Es hat eine Verteilung von Funktionen auf verschiedene Institutionen (Einrichtungen) gegeben und Kontrolle und Gegengewichte zur Einschränkung von Machtmißbrauch waren vorhanden.

Zu klären ist bei der Untersuchung der Frage vor allem das Verhältnis von Senat, Magistraten und Volkversammlung (wobei es verschiedene Arten von Volksversammlung gab).

Der Senat war in der römischen Republik sehr wichtig. Die Mitglieder dieser Ratsversammlung wurden durch Eintragung in eine Liste bestimmt, wobei in der Anfangszeit die Zugehörigkeit zu vornehmen Familien entscheidend war, später die Wahl in Ämter wichtig war und in der späten Republik zur Mitgliedschaft führte. Der Senat übte durch seine Beschlüsse (senatus consulta) große Macht aus, weil er die gesammelte Autorität der Gesamtgruppe der politischen Führungsschicht darstellen konnte.

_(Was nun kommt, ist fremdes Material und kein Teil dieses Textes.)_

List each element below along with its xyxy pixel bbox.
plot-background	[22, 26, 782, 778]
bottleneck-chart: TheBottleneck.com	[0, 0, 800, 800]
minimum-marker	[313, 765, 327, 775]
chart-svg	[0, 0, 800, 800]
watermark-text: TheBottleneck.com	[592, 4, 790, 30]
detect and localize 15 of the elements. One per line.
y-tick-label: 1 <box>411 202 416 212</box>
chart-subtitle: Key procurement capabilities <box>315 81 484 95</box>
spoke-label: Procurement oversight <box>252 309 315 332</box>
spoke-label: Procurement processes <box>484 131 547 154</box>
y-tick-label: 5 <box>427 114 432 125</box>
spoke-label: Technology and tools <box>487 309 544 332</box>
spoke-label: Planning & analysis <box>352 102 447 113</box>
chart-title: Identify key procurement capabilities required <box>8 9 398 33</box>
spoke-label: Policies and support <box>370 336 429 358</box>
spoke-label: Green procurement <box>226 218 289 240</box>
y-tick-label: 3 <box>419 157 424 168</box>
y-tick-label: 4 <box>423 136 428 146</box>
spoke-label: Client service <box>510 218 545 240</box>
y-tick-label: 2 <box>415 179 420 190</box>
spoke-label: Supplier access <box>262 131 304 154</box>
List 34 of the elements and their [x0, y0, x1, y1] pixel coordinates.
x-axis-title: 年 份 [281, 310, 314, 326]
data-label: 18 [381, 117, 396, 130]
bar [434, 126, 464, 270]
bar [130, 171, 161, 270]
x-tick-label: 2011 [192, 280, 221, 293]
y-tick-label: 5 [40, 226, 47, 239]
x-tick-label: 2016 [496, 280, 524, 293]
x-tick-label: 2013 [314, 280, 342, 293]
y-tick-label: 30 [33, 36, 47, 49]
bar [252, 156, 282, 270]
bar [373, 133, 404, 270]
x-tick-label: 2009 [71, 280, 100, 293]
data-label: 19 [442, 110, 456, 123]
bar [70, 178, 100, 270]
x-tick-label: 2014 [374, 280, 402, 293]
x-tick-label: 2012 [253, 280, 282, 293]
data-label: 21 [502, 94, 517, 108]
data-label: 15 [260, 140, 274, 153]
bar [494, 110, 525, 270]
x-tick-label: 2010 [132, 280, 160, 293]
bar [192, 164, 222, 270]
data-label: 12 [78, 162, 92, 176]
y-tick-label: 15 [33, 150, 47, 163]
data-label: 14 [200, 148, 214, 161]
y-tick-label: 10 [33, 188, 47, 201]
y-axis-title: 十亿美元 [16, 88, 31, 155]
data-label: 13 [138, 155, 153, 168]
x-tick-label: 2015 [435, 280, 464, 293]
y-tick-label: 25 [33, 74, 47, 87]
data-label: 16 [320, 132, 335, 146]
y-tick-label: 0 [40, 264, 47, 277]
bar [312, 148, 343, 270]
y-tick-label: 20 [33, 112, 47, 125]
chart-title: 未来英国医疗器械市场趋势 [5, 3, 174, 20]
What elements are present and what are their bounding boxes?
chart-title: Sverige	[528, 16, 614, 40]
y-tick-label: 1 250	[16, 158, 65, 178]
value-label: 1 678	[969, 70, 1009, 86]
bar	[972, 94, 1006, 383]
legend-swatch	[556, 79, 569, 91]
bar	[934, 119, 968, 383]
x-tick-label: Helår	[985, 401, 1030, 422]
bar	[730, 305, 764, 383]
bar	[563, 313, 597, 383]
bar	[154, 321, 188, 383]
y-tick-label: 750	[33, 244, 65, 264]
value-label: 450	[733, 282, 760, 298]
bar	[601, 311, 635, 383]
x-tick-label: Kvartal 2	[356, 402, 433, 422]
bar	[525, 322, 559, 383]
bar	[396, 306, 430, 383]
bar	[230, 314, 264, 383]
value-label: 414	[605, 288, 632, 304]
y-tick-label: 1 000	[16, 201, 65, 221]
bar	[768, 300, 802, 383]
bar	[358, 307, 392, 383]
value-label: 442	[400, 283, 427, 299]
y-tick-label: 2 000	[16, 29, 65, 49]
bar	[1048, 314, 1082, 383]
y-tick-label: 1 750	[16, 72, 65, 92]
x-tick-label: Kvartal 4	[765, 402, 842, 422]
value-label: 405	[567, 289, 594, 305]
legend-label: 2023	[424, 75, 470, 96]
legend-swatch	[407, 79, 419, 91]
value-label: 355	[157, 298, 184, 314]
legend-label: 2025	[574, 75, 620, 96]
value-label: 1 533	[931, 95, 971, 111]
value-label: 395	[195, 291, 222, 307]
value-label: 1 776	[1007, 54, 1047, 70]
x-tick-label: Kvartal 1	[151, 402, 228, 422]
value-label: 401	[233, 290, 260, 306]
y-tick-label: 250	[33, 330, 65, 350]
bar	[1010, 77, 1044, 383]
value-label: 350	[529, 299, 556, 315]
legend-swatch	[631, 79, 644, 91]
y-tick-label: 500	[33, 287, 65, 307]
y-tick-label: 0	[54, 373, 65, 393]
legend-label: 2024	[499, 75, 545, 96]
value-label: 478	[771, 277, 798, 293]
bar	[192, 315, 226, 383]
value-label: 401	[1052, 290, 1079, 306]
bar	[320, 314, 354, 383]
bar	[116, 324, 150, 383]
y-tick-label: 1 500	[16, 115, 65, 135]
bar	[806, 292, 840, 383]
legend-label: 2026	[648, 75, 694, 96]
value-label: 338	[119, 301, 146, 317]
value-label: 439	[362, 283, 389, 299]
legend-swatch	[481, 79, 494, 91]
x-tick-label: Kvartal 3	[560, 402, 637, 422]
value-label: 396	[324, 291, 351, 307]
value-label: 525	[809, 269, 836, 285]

Eine genaue formale Definition der Zuständigkeiten des römischen Senats gab es nicht. Daher ist es auch nicht passend, ihn als auf Befugnisse in der Exekutive (ausführende/vollziehende Gewalt) begrenzt zu verstehen. Der Senat konnte z. B. außenpolitische Maßnahmen beschließen, staatliche Gelder, Heere, Provinzen zuweisen, aber auch Gesetzesanträgen zustimmen oder sie ablehnen und Gesetzesvorschläge machen.

Der Senat war in der Verfassung der römischen Republik politisches Zentrum. Die Magistrate (magistratus) erstatteten ihm Bericht. Die Senatsbeschlüsse waren rein formal betrachtet Ratschläge/Empfehlungen, aber gewöhnlich war aufgrund der Autorität damit etwas entschieden.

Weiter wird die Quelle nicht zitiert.